The accusations of snobbery were culled from polling of Prius owners, so they were probably earned. You could see the backlash coming during Obama’s ’08 run for the presidency. Machinist union pres Tom Buffenbarger endorsed Hillary Clinton while bashing Obama’s supporters as “latte-drinking, Prius-driving, Birkenstock-wearing, trust-fund babies.” At which time Auntie Ruth thought, “Damn, I’ve got the latte, the Birkenstocks and the Prius … but what I could really use is some trust fund, baby.”
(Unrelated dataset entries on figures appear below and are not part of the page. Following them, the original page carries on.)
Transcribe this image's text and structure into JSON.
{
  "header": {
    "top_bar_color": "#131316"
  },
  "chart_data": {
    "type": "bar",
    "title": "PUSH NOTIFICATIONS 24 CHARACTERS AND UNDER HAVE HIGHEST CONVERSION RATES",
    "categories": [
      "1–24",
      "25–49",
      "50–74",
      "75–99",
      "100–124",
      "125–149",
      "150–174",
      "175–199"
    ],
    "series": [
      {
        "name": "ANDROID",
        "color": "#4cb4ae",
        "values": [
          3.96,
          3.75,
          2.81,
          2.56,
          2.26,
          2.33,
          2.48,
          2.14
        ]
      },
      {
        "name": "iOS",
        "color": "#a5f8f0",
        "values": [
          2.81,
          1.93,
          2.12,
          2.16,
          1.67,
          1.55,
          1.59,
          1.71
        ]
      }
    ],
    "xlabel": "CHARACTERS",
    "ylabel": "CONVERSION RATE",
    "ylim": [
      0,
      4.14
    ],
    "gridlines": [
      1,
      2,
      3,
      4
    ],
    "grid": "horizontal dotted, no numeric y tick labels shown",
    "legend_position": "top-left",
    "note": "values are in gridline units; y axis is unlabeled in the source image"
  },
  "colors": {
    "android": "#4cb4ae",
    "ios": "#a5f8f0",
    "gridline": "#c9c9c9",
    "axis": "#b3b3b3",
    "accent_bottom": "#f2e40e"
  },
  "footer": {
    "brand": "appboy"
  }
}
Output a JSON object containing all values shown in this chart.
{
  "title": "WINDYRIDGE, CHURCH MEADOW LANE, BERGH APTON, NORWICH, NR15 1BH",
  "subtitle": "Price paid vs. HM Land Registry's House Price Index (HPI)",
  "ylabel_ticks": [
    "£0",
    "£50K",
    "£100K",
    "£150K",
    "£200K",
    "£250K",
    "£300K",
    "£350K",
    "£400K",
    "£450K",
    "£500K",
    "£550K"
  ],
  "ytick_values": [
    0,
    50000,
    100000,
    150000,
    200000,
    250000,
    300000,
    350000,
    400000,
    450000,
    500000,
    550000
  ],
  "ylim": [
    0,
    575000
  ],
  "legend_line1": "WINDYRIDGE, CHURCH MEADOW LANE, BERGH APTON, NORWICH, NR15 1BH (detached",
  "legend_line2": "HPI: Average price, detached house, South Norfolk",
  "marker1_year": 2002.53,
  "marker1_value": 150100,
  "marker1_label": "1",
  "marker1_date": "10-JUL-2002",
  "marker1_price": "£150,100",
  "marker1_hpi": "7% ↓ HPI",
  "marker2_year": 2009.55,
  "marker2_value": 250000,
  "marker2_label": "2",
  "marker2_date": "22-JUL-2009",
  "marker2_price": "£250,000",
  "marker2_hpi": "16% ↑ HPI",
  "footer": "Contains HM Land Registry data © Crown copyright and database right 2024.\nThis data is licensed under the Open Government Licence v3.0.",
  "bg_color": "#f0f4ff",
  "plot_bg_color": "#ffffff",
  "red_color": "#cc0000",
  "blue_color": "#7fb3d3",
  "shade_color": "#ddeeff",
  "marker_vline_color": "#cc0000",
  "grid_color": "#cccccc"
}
The Toyota Prius went on sale in Japan in ’97 and in the States in ’01. It hit the 1 million mark, worldwide, in ’07 and passed 3 million in worldwide sales in February of this year, with a third of those being sold in America, according to Fast Company. Comparatively, the Toyota Camry passed the 10 million mark back in ’05—and Toyota sold 7.8 million cars worldwide in ’09 alone.
Ruthie bought it used from a Sacramento guy who had two of them. How he loved the Prius he sold Aunt Ruth (it was his first; she can still remember how wistful he looked as we drove off).
In these times of A.J. (After Jobs), when the beauty of Apple products is all the chitty-chat, Prius nestles into that paradigm rather neatly: It’s one smart little car. It’s not the fastest—while Al Gore’s kid got it up to 100 mph, he was on drugs at the time, and you’d have to be—and its looks aren’t everybody’s definition of foxy. But it’s taught Auntie Ruth how to drive more intelligently. And—oh, yeah—saved her a lot of gas money.
True, in Sweden, where hybirds are legion, gas emissions are actually up—hybirds save money on gas and people drive them more (this according to Common Dreams). Pious is as Prius does; may America wrestle with the same problem by and by.